Author : Ivy Tyson

Sunlight sifts through fluttering reds and yellows, bounces off of well-worn bark and old crinkled stems to gently fall, scattered and warm, on the soft brown ground. A light breeze rustles the branches of the huge old oak tree, providing nature’s most impressive symphony as an accompaniment to the great, huge games of a five-year-old girl and her doll.

The little girl sits cross-legged, content in the company of the tree and her own imagination. She sings quietly to the cloth-and-paint doll in her arms, admiring its beauty and gladly ignoring its many scrapes and fading lines in favor of the warmth of its steady companionship. There is a single bright red leaf tucked prettily into her brown hair, placed there in her grand imaginings by a handsome prince, a token of his favor.

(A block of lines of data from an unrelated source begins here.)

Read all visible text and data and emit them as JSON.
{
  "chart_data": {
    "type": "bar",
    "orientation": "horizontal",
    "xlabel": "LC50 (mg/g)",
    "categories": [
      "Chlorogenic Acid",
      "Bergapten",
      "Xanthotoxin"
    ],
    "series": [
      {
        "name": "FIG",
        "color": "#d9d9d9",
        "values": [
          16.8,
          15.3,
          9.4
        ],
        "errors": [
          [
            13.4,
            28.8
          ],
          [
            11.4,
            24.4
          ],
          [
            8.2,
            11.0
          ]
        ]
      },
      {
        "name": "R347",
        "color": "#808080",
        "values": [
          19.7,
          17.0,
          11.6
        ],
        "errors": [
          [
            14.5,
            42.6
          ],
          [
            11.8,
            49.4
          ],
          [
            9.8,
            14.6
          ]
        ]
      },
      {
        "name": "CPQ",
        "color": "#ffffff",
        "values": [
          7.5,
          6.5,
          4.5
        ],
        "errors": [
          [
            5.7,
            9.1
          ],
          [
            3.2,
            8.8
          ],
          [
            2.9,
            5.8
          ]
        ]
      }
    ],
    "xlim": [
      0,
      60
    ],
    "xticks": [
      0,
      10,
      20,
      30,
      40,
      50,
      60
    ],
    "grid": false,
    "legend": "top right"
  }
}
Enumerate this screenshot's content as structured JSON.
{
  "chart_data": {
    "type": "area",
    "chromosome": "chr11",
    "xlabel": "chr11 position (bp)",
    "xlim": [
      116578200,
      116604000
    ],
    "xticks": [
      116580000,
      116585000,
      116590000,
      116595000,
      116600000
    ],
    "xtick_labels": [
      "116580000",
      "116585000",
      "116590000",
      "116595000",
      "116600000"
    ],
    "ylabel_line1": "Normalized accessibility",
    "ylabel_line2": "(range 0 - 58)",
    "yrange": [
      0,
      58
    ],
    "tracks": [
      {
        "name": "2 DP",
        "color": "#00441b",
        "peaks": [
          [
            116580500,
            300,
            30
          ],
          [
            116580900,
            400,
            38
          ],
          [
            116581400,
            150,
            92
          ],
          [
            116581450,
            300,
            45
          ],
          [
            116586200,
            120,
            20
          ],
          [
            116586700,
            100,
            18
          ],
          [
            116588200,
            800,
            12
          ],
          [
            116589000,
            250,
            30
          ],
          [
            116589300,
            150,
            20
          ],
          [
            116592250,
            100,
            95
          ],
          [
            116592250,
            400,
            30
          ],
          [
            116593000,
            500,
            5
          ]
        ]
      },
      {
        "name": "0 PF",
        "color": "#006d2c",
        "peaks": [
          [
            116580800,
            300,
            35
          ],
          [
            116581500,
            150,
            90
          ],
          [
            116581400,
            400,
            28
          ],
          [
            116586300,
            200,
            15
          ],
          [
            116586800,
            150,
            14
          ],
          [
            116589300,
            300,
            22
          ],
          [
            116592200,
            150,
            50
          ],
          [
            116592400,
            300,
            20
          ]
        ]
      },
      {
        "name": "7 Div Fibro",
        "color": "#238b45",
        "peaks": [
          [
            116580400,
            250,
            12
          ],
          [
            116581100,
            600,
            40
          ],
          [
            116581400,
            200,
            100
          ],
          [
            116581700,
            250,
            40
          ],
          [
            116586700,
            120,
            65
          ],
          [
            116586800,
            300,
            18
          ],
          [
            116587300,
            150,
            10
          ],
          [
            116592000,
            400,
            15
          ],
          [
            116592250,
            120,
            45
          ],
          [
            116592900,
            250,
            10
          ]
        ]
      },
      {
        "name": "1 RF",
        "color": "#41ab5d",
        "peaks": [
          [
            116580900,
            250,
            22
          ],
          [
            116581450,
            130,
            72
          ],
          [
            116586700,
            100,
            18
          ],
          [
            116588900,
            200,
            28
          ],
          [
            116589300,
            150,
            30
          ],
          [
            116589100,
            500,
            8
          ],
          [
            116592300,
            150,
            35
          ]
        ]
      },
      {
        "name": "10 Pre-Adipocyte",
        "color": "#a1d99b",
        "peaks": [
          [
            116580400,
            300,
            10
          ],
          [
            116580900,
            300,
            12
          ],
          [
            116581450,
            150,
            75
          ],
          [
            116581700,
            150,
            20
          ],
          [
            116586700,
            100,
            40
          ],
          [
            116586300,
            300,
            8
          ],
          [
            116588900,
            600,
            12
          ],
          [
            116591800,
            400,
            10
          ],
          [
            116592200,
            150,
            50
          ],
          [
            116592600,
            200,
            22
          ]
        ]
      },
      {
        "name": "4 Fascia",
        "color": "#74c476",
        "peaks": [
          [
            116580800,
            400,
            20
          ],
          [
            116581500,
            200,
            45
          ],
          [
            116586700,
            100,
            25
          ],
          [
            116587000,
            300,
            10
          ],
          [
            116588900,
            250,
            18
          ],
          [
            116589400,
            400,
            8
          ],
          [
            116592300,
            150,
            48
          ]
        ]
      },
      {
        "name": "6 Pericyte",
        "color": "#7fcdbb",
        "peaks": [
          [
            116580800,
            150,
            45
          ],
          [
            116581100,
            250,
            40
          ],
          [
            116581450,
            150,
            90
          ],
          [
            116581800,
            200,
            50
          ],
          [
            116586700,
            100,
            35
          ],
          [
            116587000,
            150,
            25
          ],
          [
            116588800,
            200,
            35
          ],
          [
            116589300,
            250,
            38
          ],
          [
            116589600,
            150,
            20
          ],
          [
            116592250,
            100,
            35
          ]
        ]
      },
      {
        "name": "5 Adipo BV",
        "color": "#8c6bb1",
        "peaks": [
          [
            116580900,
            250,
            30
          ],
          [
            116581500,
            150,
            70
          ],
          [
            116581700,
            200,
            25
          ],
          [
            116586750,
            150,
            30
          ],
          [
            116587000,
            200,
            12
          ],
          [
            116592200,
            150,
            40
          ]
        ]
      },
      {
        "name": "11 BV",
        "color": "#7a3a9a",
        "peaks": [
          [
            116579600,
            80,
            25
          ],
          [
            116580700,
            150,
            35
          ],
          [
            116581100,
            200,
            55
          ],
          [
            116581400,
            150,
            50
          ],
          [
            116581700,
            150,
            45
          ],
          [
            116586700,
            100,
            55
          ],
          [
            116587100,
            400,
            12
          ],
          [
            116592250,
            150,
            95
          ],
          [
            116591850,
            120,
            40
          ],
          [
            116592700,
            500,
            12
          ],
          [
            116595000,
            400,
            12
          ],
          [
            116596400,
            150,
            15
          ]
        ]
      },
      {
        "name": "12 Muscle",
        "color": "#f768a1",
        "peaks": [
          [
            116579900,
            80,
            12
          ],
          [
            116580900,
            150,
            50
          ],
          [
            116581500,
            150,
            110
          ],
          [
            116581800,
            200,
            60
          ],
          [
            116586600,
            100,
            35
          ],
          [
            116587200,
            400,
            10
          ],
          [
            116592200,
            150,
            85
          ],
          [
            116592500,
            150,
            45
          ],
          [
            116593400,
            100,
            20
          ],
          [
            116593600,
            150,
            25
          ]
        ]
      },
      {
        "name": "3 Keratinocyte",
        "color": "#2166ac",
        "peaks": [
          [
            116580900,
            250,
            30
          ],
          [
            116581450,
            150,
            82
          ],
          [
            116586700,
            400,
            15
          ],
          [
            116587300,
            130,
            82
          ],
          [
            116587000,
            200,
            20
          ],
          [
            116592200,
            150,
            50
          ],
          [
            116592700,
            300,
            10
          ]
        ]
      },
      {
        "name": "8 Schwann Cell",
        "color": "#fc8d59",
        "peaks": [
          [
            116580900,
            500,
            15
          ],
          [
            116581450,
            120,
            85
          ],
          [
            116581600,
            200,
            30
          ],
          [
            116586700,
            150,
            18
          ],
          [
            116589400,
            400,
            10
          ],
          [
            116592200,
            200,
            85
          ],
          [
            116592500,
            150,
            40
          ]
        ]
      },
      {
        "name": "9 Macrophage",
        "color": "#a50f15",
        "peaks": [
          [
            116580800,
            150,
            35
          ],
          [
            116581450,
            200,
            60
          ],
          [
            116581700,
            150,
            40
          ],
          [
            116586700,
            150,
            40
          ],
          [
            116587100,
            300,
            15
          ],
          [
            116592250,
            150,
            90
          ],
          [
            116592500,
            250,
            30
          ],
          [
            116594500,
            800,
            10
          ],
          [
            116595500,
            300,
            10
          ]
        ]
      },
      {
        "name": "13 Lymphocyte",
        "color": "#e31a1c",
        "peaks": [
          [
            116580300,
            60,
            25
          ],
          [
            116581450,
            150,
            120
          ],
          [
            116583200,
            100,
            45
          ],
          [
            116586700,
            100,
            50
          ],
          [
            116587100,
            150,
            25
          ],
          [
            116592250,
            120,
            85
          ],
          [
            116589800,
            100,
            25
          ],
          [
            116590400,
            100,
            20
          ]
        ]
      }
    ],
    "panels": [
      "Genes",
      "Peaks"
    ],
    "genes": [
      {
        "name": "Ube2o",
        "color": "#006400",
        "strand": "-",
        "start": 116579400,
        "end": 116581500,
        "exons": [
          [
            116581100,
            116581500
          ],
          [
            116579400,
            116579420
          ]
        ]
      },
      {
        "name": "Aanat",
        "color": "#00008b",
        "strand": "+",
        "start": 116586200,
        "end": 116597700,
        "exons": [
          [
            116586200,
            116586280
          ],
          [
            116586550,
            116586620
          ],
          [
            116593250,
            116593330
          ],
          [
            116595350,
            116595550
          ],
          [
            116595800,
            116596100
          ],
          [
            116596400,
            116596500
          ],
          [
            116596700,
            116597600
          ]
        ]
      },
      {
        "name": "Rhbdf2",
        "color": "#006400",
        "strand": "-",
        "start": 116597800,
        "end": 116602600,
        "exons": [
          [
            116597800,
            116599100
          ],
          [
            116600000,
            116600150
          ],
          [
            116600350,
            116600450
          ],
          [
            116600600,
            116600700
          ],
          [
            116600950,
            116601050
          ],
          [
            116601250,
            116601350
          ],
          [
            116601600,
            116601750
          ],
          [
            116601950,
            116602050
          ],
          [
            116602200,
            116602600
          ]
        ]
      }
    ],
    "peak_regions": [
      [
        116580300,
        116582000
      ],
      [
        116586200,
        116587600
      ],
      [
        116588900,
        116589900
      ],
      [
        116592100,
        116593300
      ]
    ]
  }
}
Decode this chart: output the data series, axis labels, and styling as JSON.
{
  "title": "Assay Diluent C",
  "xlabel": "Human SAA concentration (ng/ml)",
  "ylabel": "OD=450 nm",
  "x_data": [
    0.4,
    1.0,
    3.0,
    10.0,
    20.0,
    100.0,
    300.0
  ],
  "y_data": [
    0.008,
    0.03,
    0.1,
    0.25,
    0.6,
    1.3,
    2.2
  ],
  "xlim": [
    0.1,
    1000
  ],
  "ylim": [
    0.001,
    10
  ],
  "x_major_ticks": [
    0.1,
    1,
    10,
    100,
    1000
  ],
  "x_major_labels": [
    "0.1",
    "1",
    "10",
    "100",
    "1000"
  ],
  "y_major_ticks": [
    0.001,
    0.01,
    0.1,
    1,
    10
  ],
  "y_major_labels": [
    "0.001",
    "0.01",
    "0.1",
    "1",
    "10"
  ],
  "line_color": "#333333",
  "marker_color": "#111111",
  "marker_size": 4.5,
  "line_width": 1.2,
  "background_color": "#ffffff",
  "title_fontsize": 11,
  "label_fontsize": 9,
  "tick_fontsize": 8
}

The girl’s mother stands in the kitchen of the house, watching her daughter play in the increasingly cool fall afternoon. Not for the first time, she is struck by the child’s utter loveliness, and wonders if every parent feels this way. She does not know. She knows no other parents that she can ask. The girl has her father’s large brown eyes (they must be her father’s, for her mother’s are a tired blue) and an inquisitive, gracious disposition that marks her as exceptional, even at this early age.

Her daughter has everything a child could wish for, except for what is perhaps the most important thing of all: companionship. The one thing the mother cannot give her child is a friend of skin and blood and emotion, not just of paint and cloth. She sometimes wonders when the little girl will ask, when she will discover that she is uniquely small and childish in this world of cold, jaded big people who think in equally cold and jaded ways.

The little girl is unaware of any differences between herself and her parent, whether in size or in perspective, and the mother mourns this.

She mourns many things, but perhaps this unknown loneliness of her child most of all. A crushing weight settles on her shoulders whenever she allows herself to think of the enormity of this one little girl, and of the cruelty and the kindness of the world.

So she does not think of it. Instead, she turns on the stove to begin their evening meal and allows her daughter a few more precious minutes to rule her play world with grace and power. When next she looks outside, though, and sees the girl framed by the sun and the rioting colors of a dying autumn, she does not see her daughter.

Instead she sees the only child on the planet, the last daughter of the human race. She sees the heiress of all man’s greatest achievements, as well as his most crippling defeats. This girl alone, because the other scheduled pregnancy, the boy meant to be this little one’s mate in all ways, has not survived. Her imagined handsome prince will never come.

In that moment, she realizes that she and her daughter are utterly unique amidst a sterile dying planet: the only child of the human race, and the only mother.

And for the first time since giving birth, she wishes that this overwhelming fate had been given to some other potential mother on the list, instead of her.